Biz ne uğruna yaşadık! / Sümeyye Yıldırım

Bunca zaman nice toplumlar gelip geçti şu fani olan dünyadan. Her biri ayrı zamanın ayrı insanları olarak yaşadı. Milyonlarca insan yeryüzünde hep bir şeyler yapma arzusu içinde oldu.

Biz ne uğruna yaşadık! / Sümeyye Yıldırım

Bunca zaman nice toplumlar gelip geçti şu fani olan dünyadan. Her biri ayrı zamanın ayrı insanları olarak yaşadı. Milyonlarca insan yeryüzünde hep bir şeyler yapma arzusu içinde oldu.

Sonra zaman geçtikçe insan ilerledi, ürettikçe üretti. Evler binalar yaptı, yeryüzü ve gökyüzü araçları üretti. Fabrikalar büyüdükçe büyüdü. Kitaplar çoğaldı, bilgi arttı, insan aklı ile makina gücü akıl almaz bir ilerleme katetti. Bunun gibi nice sayacak şeyler çoğaldı.

İşin garip kısmı kimi insanlar geldi ne üretici oldu, ne bu dünyaya bir şeyler sundu, nede inanç üzere bir yaşam sürdü. Boş gelip boş gitti. Ve yine öyle insanlar da geldi ki “ilim ve bilim”e mükemmel katkıları oldu, insanlık onlara ‘bir teşekkür’ borçlu kaldı. Bize örnek olması hasebiyle hem dünyası ile bende inancı gereği yürekler de iz bırakan ilim ve bilim insanı Fahrettin er-Razi ’den bahsetmek istiyorum.

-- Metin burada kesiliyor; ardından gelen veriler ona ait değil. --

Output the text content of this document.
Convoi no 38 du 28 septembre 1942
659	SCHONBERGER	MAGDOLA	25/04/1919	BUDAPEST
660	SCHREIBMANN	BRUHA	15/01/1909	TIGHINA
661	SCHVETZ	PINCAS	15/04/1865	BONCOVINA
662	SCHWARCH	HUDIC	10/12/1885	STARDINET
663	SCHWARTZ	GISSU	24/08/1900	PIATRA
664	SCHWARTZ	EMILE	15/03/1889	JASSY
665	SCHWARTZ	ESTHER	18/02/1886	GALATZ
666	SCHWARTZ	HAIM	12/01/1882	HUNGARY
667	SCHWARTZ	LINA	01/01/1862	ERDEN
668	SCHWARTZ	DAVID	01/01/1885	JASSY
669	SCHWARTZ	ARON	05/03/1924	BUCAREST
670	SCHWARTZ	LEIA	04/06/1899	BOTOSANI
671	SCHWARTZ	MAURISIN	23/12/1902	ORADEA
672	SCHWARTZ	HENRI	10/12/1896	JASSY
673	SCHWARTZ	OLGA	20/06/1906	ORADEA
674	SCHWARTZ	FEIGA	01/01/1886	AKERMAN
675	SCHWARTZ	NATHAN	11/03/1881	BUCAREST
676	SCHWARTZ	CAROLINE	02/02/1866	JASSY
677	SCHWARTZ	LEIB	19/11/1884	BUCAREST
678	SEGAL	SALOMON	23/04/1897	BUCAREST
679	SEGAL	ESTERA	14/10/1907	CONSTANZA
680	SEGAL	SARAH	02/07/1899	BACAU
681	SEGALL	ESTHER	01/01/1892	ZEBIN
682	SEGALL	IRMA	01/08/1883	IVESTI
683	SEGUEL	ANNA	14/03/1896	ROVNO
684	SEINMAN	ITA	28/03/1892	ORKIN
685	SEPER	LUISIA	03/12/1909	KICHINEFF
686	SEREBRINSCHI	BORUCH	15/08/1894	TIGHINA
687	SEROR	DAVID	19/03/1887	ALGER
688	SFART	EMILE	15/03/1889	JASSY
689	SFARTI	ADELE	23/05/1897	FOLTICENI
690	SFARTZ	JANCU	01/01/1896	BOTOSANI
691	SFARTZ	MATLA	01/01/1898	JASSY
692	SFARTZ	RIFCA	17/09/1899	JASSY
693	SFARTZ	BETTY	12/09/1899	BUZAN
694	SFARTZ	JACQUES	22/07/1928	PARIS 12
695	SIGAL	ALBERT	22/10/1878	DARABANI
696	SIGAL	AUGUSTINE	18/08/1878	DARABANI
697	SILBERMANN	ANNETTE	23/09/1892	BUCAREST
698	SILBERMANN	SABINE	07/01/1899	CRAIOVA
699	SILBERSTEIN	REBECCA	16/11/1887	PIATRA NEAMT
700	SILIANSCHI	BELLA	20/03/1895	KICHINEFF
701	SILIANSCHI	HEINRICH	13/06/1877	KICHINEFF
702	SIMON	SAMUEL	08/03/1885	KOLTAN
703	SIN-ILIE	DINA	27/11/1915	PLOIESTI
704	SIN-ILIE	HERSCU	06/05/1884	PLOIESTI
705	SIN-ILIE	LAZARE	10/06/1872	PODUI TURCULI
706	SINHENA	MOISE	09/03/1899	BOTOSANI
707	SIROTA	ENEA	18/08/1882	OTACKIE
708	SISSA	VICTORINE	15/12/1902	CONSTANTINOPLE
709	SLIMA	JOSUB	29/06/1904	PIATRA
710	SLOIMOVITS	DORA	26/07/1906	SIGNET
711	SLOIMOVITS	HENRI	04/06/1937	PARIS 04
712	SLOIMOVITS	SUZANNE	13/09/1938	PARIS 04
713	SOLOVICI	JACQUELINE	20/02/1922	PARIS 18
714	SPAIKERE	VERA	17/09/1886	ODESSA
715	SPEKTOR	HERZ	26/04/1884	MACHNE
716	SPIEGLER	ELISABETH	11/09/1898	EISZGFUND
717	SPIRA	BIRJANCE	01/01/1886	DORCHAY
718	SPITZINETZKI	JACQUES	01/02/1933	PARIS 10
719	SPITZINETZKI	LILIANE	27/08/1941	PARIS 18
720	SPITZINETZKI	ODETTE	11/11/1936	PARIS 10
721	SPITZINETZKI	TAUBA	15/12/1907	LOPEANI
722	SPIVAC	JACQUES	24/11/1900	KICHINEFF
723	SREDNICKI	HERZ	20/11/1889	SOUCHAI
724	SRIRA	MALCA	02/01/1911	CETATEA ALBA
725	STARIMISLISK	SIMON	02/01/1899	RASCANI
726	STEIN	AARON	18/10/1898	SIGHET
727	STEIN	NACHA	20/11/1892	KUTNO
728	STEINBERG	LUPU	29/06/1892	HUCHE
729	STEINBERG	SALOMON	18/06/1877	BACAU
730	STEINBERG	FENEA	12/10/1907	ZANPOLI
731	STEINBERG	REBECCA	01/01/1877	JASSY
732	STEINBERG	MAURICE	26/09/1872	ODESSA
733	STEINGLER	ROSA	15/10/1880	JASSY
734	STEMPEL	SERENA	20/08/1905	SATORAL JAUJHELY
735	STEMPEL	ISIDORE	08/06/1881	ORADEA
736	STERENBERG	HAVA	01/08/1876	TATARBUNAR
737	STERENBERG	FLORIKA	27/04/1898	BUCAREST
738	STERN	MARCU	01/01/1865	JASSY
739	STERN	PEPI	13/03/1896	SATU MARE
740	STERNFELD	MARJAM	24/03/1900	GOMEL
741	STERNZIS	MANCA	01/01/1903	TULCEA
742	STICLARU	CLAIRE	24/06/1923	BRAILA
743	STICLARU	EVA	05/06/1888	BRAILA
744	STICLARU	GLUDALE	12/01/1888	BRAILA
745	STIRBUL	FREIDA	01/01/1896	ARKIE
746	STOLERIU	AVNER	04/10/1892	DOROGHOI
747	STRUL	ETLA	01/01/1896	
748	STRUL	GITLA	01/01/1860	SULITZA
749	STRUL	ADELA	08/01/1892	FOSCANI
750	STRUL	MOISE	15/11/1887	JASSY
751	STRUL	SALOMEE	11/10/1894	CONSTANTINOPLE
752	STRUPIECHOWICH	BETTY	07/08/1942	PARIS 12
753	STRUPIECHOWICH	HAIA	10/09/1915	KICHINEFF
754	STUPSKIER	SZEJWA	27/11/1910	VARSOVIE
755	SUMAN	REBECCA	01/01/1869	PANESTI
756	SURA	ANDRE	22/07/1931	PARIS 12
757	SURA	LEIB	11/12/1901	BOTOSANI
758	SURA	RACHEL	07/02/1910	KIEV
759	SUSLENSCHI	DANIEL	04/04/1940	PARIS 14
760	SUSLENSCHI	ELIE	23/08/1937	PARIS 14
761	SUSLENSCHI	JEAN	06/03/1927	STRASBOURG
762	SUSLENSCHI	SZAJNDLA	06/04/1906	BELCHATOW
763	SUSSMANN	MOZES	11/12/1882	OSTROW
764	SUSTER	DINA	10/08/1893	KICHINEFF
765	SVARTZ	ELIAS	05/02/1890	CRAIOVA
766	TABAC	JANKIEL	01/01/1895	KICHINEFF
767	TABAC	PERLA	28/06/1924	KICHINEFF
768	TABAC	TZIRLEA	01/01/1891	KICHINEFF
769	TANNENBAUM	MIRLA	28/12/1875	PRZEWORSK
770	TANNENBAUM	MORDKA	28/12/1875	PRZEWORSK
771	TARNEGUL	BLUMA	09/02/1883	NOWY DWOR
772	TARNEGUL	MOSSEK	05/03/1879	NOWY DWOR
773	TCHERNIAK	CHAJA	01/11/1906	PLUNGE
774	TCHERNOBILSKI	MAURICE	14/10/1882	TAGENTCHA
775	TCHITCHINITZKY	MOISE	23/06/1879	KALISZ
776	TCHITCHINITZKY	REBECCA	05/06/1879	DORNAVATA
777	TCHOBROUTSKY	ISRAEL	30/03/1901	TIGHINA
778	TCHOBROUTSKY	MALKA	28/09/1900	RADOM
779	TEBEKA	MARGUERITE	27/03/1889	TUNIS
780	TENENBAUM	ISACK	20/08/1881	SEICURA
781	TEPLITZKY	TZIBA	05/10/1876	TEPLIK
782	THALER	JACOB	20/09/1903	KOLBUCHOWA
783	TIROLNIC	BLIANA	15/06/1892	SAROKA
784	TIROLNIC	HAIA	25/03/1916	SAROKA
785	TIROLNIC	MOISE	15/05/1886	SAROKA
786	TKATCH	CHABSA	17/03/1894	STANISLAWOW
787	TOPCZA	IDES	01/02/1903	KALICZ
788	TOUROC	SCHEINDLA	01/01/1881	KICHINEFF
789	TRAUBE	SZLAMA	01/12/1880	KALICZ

Kuzey İran’daki Rey şehrinde Hicri 543/ miladi 1149 tarihinde Taberistanlı alim bir aileden dünyaya gelmiştir. Babası Rey’de meşhur bir alimdi ve Fahrettin Razi’nin ilk hocası da babası olmuştur.

İlim dünyasının en renkli simalarından olan Fahrettin Razi için ikinci Gazali diyebiliriz. İslam kelamcılarının en büyüklerinden biri olarak kabul edilir. Fıkıh, şiir, tasavvuf da onu cezbeden alanlar olmuştur. Üreten okuyan, anlatan, neredeyse her alana vakıf olan Fahrettin Razi bununla da kalmayıp özel ilimlerde de birçok eser vermiştir. Bunlardan bazıları; astroloji, astronomi, tıp, geometri, fizyoloji ve ziraat ile ilgili bir çok risale kaleme almıştır. Hayatının sonlarına doğru şöyle söylediği rivayet edilir: “Kelam ilminin bütün metotlarını ve felsefenin bütün yollarını denedim; fakat Kur’ân-ı Kerim’i okumaktan elde ettiğim faydayı hiçbirisinde bulamadım.”

Yapmış olduğu çalışmalar ve yaklaşımlarla, gelecek nesillere ışık tutan, hayatındaki azim ve çabası okurlara ilham olan bu zat, asırlar geçmesine rağmen hala adını bugüne taşıması, onu tanımamız gerektiği gerçeği işte bir kez daha karşımızda duruyor.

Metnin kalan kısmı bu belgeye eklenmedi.